Currently studying at the University of Toronto Opera School with a student visa, her life is still peppered with difficulties, especially various bureaucratic red tape. “I cannot audition for the major Young Artist Programs, and would have to pay extra for the programs (where I qualify),” says Renee. Even when she is accepted for international opportunities, the actual logistics of dealing with Visa and Immigration Offices, travel restrictions — these invisible barriers are real and a constant challenge for her. So, getting herself to the actual performances — including a queer re-writing of Don Giovanni, presented by Arcola Queer Collective: Don Jo, for the Grimeborn Opera Festival, and Nathaniel Dett Chorale’s concert performance of Nkeiru Okoye’s Harriet Tubman, is really hard work.
“I said yes, because it’s urgent and necessary work within our obstinate industry.”

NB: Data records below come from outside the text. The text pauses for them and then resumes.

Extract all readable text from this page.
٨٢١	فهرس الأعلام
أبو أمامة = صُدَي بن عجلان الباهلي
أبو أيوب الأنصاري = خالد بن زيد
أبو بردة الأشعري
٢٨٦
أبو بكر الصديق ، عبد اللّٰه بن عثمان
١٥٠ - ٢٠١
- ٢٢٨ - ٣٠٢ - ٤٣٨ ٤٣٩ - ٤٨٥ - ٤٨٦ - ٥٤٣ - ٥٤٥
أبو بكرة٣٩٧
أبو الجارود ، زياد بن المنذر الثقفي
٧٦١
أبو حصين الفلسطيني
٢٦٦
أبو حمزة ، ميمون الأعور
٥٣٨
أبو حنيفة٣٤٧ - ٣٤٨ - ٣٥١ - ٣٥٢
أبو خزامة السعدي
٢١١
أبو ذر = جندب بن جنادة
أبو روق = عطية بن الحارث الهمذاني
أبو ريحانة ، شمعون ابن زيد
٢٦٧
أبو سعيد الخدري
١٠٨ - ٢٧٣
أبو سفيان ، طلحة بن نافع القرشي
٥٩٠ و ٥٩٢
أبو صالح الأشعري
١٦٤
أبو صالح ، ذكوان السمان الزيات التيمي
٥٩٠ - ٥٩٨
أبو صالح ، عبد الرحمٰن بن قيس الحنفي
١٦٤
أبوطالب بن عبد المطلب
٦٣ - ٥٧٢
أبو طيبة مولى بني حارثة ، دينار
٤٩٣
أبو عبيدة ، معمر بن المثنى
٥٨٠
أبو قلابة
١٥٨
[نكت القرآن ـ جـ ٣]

When asked about directly-relatable persons in opera, Renee asked back: How many top-tier female Filipino opera singers does anyone know, particularly one who still holds citizenship with the Philippines? “I admire Charles Sy immensely, but he is Canadian, and our privileges are not the same,” says Renee. So when she was asked to join OIR as a mentor, she said yes with conviction. “I said yes, because it’s urgent and necessary work within our obstinate industry. It shouldn’t be this hard to access opera, and everyone who takes part in it deserves to feel like there is no boundary to their belonging in it, and it belonging to them.” OIR’s core mission of outreach, with the specific mandate of representing and sharing, gives Renee hope that, “the community at large may discover more fully that the lack of opera-related experience is not a deterrent to enjoy opera in itself, that opera can, and should look like their own experiences, and can tell the stories that they want, and need to see.”
OIR’s first wave of releases will be here soon, just in time for the end of the long summer. Where will we be, with the pandemic? Where and who would OIR reach, and how could arts continue to evolve at this difficult time? How can we keep exploring the love of performance arts, and where will we be, in a year’s time? No one knows yet, and that makes it an exciting time.